Any such additional explanation:
could have included the point argued before me correctly that both before and after the change the statutory presumption could only be satisfied by an application of the hot-box test, and
probably would have included a statement of the Department’s position on comparative (in-situ) and hot-box testing (referred to in the letter of 17th February). But if it had it would have to have added that others held a different view and there was a bona fide dispute, which would be addressed in the process of obtaining a CE marking.
The possibility of giving that additional clarity to the agreement demonstrates to my mind that it was lawful and rational, and did not open up the Department to civil claims.
The reaction of the members of CMM to any such additional explanations being included is a matter of speculation. If they had not accepted such an approach it seems to me that they would have challenged the proposed changes in the Approved Documents and BR 443 (2006).
What the Department in fact did, as I have explained, was to incompetently issue a Circular Letter that contained mistakes and then to fail to address the problems that arose in a prompt, open, clear and straightforward manner.
For equivalent reasons there were no procedures that had to be followed for the Department to make and perform its promise in performance of its management role. Further any procedural defect could have been remedied in performing the promise.
Further, and if the procedural argument is linked to a further revision or suspension of BR443 (2006), it would be self defeating from the point of view of the Department because the statutory procedure was not followed in respect of the revision. Further that procedural argument could support the arguments mentioned earlier that in any event a fair and appropriate procedure was not followed in making that revision. So the arguments lead to the revision as a whole being quashed, rather than to a conclusion that no revision, suspension or derogation from it could have lawfully been made, or promised, without following the s. 6 procedure or adopting a procedure that gave both sides of the argument a chance to comment.

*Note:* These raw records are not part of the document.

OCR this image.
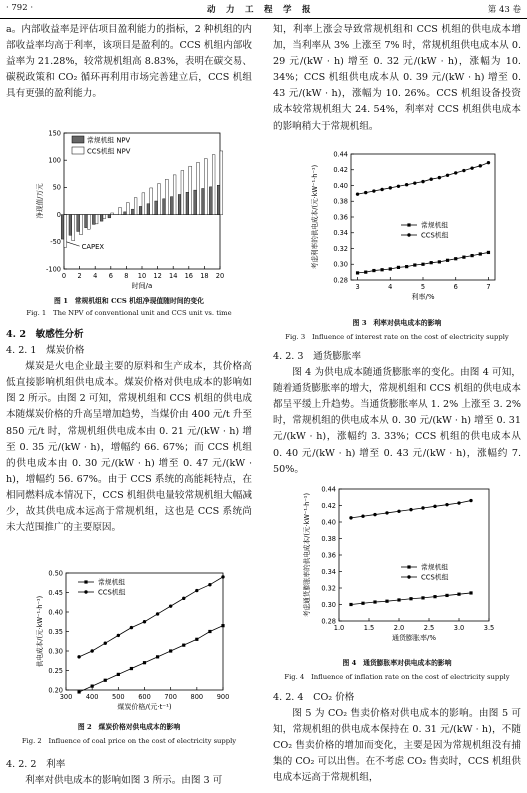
· 792 ·	动　力　工　程　学　报	第 43 卷

a。内部收益率是评估项目盈利能力的指标，2 种机组的内部收益率均高于利率，该项目是盈利的。CCS 机组内部收益率为 21.28%，较常规机组高 8.83%，表明在碳交易、碳税政策和 CO₂ 循环再利用市场完善建立后，CCS 机组具有更强的盈利能力。

0 2 4 6 8 10 12 14 16 18 20
-100
-50
0
50
100
150
时间/a
净现值/万元
常规机组 NPV
CCS机组 NPV
CAPEX
图 1　常规机组和 CCS 机组净现值随时间的变化
Fig. 1　The NPV of conventional unit and CCS unit vs. time

4. 2　敏感性分析

4. 2. 1　煤炭价格

煤炭是火电企业最主要的原料和生产成本，其价格高低直接影响机组供电成本。煤炭价格对供电成本的影响如图 2 所示。由图 2 可知，常规机组和 CCS 机组的供电成本随煤炭价格的升高呈增加趋势，当煤价由 400 元/t 升至 850 元/t 时，常规机组供电成本由 0. 21 元/(kW · h) 增至 0. 35 元/(kW · h)，增幅约 66. 67%；而 CCS 机组的供电成本由 0. 30 元/(kW · h) 增至 0. 47 元/(kW · h)，增幅约 56. 67%。由于 CCS 系统的高能耗特点，在相同燃料成本情况下，CCS 机组供电量较常规机组大幅减少，故其供电成本远高于常规机组，这也是 CCS 系统尚未大范围推广的主要原因。

300 400 500 600 700 800 900
0.20
0.25
0.30
0.35
0.40
0.45
0.50
煤炭价格/(元·t⁻¹)
供电成本/(元·kW⁻¹·h⁻¹)
常规机组
CCS机组
图 2　煤炭价格对供电成本的影响
Fig. 2　Influence of coal price on the cost of electricity supply

4. 2. 2　利率

利率对供电成本的影响如图 3 所示。由图 3 可

知，利率上涨会导致常规机组和 CCS 机组的供电成本增加，当利率从 3% 上涨至 7% 时，常规机组供电成本从 0. 29 元/(kW · h) 增至 0. 32 元/(kW · h)，涨幅为 10. 34%；CCS 机组供电成本从 0. 39 元/(kW · h) 增至 0. 43 元/(kW · h)，涨幅为 10. 26%。CCS 机组设备投资成本较常规机组大 24. 54%，利率对 CCS 机组供电成本的影响稍大于常规机组。

3	4	5	6	7
0.28
0.30
0.32
0.34
0.36
0.38
0.40
0.42
0.44
利率/%
考虑利率的供电成本/(元·kW⁻¹·h⁻¹)	常规机组
CCS机组
图 3　利率对供电成本的影响
Fig. 3　Influence of interest rate on the cost of electricity supply

4. 2. 3　通货膨胀率

图 4 为供电成本随通货膨胀率的变化。由图 4 可知，随着通货膨胀率的增大，常规机组和 CCS 机组的供电成本都呈平缓上升趋势。当通货膨胀率从 1. 2% 上涨至 3. 2% 时，常规机组的供电成本从 0. 30 元/(kW · h) 增至 0. 31 元/(kW · h)，涨幅约 3. 33%；CCS 机组的供电成本从 0. 40 元/(kW · h) 增至 0. 43 元/(kW · h)，涨幅约 7. 50%。

1.0	1.5	2.0	2.5	3.0	3.5
0.28
0.30
0.32
0.34
0.36
0.38
0.40
0.42
0.44
通货膨胀率/%
考虑通货膨胀率的供电成本/(元·kW⁻¹·h⁻¹)	常规机组
CCS机组
图 4　通货膨胀率对供电成本的影响
Fig. 4　Influence of inflation rate on the cost of electricity supply

4. 2. 4　CO₂ 价格

图 5 为 CO₂ 售卖价格对供电成本的影响。由图 5 可知，常规机组的供电成本保持在 0. 31 元/(kW · h)，不随 CO₂ 售卖价格的增加而变化，主要是因为常规机组没有捕集的 CO₂ 可以出售。在不考虑 CO₂ 售卖时，CCS 机组供电成本远高于常规机组，
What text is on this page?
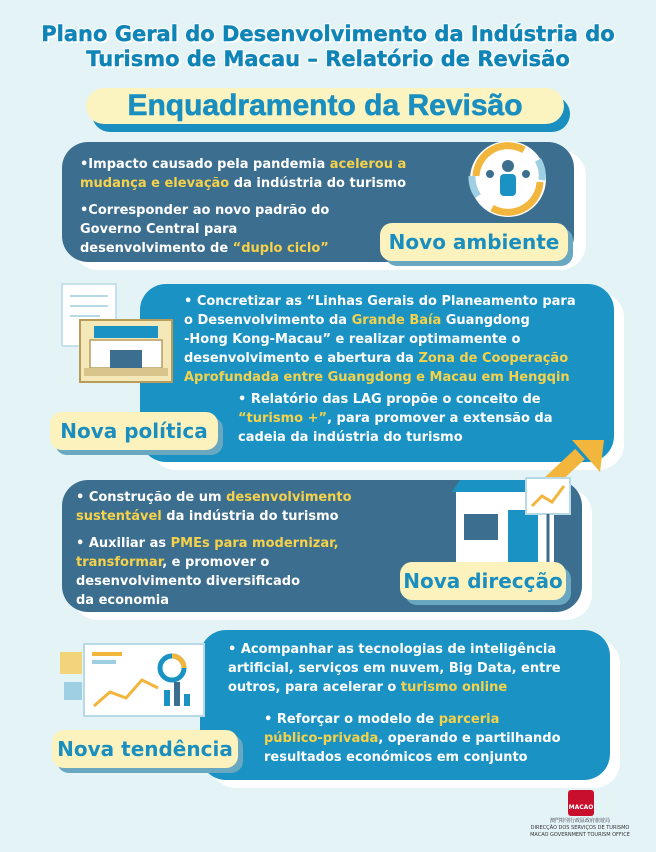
Plano Geral do Desenvolvimento da Indústria do
Turismo de Macau – Relatório de Revisão
Enquadramento da Revisão
•Impacto causado pela pandemia acelerou a
mudança e elevação da indústria do turismo
•Corresponder ao novo padrão do
Governo Central para
desenvolvimento de “duplo ciclo”	Novo ambiente
• Concretizar as “Linhas Gerais do Planeamento para
o Desenvolvimento da Grande Baía Guangdong
-Hong Kong-Macau” e realizar optimamente o
desenvolvimento e abertura da Zona de Cooperação
Aprofundada entre Guangdong e Macau em Hengqin
• Relatório das LAG propõe o conceito de
“turismo +”, para promover a extensão da
cadeia da indústria do turismo
Nova política
• Construção de um desenvolvimento
sustentável da indústria do turismo
• Auxiliar as PMEs para modernizar,
transformar, e promover o
desenvolvimento diversificado
da economia
Nova direcção
• Acompanhar as tecnologias de inteligência
artificial, serviços em nuvem, Big Data, entre
outros, para acelerar o turismo online
• Reforçar o modelo de parceria
público-privada, operando e partilhando
resultados económicos em conjunto
Nova tendência
MACAO
澳門特別行政區政府旅遊局
DIRECÇÃO DOS SERVIÇOS DE TURISMO
MACAO GOVERNMENT TOURISM OFFICE
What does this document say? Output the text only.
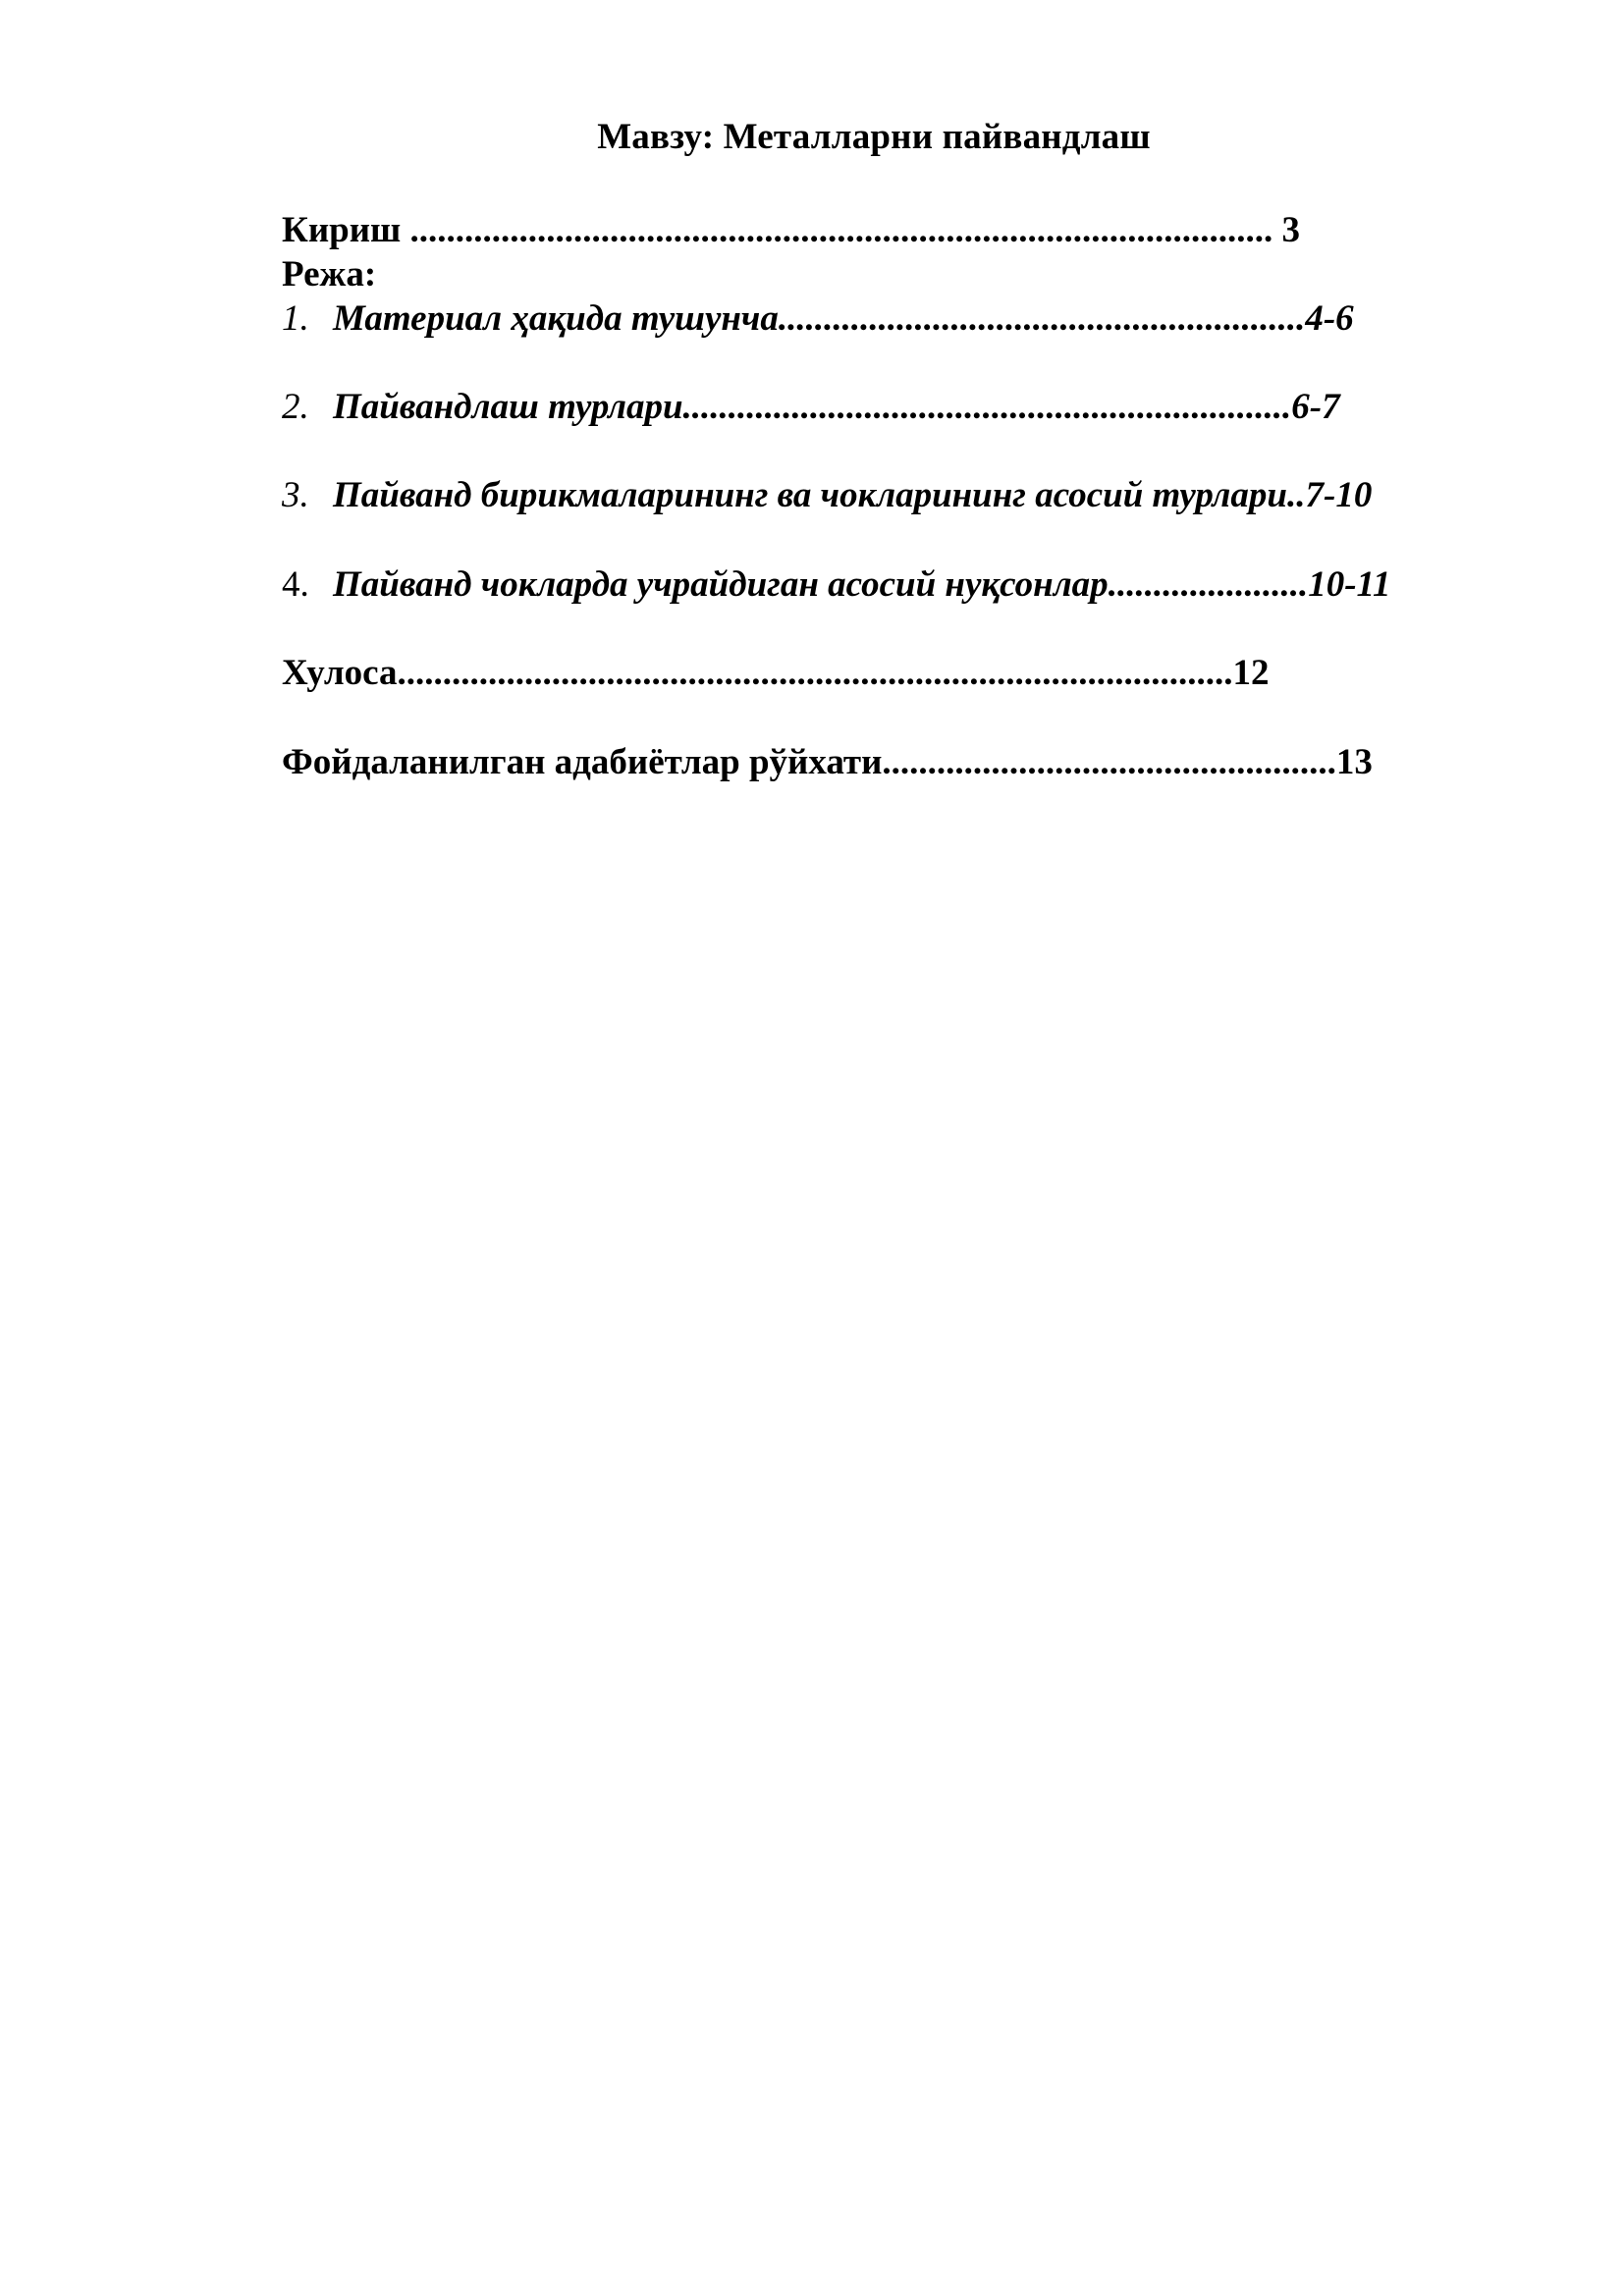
Мавзу: Металларни пайвандлаш
Кириш ............................................................................................... 3
Режа:
1. Материал ҳақида тушунча..........................................................4-6
2. Пайвандлаш турлари...................................................................6-7
3. Пайванд бирикмаларининг ва чокларининг асосий турлари..7-10
4. Пайванд чокларда учрайдиган асосий нуқсонлар......................10-11
Хулоса............................................................................................12
Фойдаланилган адабиётлар рўйхати..................................................13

For those reasons the ultra vires / illegality arguments fail.
Timing of this claim
In my view correctly no argument was pursued before me that any part of the claim should not be dealt with because it was out of time or not brought quickly enough. I therefore confirm that in my view any such point would have been a bad one but, for the avoidance of doubt, I indicate that if any part of the claim was out of time I grant the appropriate extension.
Relief, remedies and costs
I shall deal with this when judgment is delivered and thus after the parties have had an opportunity to consider my judgment in draft. At this stage I simply mention that in this context the recognitions by Mr Nawaz that are mentioned in Schedule C that the time for obtaining a CE marking might be, or have to be, extended may have some relevance.